The author has an excellent grasp of the realpolitik of international capitalist rivalries and the strategies of the US ruling class. Here is a good example of the latter:
Bush and former vice president Dick Cheney thought in terms of expanding American conventional military weapons stockpiles and bases, occupying countries when necessary, and so ensuring that the US would dominate key planetary resources for decades to come. Their world view, however, was mired in mid-20th century power politics.Cole's analysis of recent events suggests that that the post-WWII US hegemony is definitely on the decline. To me this is not reassuring. I recall that the inter-capitalist rivalries of the 20th century resulted in the horrors of two world wars followed by numerous small proxy wars between the US and Soviet Union.
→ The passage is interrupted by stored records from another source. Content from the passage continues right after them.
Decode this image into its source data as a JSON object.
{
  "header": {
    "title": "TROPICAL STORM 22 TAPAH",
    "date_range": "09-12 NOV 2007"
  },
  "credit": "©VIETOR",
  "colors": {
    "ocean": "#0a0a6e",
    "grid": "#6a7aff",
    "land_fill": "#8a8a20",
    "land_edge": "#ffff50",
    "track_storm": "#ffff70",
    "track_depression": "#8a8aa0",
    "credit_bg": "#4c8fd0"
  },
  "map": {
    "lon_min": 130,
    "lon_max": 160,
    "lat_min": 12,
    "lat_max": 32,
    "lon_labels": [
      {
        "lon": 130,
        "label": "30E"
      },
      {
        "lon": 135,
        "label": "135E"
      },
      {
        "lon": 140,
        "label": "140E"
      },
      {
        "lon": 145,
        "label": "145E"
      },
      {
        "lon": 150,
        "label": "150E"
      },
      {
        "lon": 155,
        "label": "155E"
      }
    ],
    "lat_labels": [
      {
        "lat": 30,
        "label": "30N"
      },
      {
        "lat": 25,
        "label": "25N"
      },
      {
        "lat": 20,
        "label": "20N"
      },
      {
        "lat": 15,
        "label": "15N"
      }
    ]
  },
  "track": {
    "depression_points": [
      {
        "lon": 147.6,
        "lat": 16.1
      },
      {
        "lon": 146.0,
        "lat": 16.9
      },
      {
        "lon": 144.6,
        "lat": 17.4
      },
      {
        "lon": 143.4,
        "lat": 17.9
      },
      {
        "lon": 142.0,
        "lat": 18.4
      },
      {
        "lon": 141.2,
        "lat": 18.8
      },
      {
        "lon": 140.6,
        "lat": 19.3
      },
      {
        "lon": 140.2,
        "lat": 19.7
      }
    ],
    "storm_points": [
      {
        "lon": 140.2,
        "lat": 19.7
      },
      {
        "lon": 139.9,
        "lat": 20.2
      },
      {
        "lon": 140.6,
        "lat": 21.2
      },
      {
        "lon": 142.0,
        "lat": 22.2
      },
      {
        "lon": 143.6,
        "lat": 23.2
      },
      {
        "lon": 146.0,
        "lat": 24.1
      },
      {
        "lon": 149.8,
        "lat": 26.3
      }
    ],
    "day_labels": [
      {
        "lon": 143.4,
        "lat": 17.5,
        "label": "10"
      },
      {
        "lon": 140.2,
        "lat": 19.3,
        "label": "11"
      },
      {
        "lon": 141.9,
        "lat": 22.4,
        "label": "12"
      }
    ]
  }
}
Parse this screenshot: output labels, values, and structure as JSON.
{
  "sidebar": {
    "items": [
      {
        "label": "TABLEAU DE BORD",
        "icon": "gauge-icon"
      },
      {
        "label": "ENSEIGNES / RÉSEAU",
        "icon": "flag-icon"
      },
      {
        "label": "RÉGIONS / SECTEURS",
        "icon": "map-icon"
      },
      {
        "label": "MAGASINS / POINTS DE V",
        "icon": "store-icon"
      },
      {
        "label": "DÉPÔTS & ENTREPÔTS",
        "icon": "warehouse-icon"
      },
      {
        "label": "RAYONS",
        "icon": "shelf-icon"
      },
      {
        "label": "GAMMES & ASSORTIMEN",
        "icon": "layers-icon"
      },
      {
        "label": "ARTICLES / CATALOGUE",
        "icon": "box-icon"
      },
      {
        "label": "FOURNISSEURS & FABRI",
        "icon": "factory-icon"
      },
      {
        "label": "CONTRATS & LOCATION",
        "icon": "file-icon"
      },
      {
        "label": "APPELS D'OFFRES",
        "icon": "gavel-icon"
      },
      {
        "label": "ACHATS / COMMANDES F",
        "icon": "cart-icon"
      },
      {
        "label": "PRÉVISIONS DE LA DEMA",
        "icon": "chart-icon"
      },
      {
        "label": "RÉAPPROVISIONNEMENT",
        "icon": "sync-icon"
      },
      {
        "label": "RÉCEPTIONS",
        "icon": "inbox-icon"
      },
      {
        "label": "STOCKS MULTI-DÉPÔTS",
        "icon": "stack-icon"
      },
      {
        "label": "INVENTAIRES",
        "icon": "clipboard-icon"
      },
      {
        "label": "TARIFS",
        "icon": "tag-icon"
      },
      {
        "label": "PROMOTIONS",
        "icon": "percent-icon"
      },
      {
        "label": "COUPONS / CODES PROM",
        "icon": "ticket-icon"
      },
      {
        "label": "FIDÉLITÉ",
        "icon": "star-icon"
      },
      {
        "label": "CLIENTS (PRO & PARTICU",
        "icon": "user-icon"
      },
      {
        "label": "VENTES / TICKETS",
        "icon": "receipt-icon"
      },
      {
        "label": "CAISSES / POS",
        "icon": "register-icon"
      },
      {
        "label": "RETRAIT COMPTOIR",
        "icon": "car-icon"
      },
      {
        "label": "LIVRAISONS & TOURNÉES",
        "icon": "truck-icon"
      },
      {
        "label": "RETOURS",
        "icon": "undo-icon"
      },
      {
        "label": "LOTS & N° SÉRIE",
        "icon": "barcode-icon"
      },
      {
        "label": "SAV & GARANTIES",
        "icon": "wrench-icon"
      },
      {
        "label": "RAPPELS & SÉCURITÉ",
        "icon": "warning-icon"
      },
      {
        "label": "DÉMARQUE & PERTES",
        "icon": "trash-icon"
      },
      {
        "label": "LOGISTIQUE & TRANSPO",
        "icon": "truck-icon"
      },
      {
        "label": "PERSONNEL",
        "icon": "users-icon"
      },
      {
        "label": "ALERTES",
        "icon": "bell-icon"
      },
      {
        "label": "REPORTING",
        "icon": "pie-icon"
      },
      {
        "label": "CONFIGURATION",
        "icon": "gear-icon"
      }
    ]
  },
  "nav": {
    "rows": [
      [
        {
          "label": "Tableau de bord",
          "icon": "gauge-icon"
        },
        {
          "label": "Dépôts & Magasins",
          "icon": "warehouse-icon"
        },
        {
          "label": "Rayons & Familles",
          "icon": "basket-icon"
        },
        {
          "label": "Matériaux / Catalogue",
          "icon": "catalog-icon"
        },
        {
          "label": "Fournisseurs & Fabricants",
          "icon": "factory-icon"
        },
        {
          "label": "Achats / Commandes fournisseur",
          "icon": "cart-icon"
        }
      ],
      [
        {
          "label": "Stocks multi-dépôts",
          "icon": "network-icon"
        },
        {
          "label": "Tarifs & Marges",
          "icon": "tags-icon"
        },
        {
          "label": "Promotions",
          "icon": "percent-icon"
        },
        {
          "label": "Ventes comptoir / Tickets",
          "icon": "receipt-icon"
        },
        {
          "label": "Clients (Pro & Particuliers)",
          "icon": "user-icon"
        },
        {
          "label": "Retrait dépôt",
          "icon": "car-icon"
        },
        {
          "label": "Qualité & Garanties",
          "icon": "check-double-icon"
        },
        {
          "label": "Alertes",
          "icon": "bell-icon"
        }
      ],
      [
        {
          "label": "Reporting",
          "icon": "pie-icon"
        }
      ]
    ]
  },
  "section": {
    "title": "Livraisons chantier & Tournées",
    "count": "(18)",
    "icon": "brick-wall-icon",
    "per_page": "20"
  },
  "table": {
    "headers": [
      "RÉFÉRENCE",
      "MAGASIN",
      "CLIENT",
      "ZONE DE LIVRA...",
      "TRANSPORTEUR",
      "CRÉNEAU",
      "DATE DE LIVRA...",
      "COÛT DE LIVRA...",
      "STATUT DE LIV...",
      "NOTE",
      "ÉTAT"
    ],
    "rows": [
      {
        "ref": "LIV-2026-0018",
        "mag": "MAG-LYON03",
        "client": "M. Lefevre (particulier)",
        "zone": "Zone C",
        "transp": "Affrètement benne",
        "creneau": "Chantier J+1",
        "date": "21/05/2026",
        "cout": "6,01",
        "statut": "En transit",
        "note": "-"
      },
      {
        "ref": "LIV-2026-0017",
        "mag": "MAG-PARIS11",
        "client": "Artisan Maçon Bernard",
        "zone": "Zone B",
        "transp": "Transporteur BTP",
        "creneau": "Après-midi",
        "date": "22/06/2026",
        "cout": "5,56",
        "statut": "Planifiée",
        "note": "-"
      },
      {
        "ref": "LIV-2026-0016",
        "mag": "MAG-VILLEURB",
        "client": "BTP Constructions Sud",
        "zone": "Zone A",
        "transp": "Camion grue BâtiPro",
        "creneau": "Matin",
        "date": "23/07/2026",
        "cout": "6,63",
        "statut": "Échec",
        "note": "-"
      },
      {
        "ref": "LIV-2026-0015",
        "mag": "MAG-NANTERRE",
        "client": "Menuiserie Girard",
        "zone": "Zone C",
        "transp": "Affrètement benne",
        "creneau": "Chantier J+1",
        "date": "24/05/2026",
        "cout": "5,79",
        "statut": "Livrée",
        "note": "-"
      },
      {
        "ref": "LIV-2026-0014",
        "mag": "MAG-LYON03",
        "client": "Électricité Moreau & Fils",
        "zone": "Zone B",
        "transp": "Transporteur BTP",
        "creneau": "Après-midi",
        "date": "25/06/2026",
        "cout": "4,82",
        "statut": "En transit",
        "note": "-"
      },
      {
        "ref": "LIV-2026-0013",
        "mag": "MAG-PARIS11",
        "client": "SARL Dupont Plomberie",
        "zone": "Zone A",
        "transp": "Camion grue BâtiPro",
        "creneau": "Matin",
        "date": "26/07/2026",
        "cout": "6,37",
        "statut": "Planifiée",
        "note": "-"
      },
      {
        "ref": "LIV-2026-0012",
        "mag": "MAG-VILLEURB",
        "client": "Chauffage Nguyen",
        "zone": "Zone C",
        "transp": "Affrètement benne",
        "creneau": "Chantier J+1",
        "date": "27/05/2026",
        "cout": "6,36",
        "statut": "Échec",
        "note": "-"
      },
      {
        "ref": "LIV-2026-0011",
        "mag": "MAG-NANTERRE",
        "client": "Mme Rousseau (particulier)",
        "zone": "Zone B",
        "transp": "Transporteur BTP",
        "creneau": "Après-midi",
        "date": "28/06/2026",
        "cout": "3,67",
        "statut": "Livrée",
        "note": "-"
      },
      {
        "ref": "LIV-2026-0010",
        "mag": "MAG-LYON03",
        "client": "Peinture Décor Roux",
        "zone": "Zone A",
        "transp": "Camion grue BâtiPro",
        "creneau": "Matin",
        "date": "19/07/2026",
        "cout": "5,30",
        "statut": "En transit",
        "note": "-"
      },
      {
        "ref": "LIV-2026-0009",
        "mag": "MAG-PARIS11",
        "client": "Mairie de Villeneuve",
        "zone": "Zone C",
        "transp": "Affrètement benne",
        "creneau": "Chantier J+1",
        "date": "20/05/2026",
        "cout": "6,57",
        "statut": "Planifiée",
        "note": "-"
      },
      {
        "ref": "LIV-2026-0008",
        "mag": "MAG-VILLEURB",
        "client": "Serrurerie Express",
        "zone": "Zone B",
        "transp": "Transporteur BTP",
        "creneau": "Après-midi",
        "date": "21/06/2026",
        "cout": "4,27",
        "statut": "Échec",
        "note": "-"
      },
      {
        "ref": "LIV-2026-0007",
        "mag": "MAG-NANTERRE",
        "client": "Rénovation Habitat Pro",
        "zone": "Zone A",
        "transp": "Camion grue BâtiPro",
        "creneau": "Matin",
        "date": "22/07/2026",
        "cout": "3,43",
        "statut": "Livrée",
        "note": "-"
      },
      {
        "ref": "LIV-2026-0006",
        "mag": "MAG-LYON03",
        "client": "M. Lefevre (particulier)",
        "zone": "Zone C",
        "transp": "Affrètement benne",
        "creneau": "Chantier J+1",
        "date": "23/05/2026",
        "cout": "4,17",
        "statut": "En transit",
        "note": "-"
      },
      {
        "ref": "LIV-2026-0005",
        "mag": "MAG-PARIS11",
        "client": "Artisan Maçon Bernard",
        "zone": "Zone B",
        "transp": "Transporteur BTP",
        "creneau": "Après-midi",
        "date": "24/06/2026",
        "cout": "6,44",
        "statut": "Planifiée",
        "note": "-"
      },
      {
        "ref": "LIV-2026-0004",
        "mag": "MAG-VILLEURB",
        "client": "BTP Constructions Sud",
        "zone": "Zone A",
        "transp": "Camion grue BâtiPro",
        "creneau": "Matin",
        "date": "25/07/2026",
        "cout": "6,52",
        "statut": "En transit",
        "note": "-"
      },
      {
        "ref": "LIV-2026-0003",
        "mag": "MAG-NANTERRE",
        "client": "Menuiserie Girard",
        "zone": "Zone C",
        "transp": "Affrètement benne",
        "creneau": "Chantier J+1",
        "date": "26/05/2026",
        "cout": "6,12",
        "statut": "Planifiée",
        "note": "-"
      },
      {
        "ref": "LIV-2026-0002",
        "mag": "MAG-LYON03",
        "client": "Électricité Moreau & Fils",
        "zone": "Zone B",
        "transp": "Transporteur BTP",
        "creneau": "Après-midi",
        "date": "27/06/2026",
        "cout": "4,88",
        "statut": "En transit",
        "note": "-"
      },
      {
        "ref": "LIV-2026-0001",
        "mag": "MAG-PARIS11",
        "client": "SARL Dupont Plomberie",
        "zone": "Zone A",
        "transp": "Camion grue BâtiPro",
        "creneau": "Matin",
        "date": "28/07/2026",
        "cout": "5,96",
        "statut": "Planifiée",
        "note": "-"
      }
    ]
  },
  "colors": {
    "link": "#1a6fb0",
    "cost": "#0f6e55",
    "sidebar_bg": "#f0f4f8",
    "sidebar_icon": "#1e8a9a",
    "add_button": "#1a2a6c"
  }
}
If they thought they were placing a marker down on another American century, they were actually gambling away the very houses we live in and reducing us to a debtor nation struggling to retain its once commanding superiority in the world economy. In the meantime, the multi-millionaires and billionaires created by neo-liberal policies and tax cuts in the West will be as happy to invest in (and perhaps live in) Asia as in the United States.
Thus, it is now more urgent than ever to prevent a repeat of this scenario and to save our planetary habitat from climate change and resource exhaustion. To do this working people all over the world must take control of their societies away from these sociopathic capitalist elites.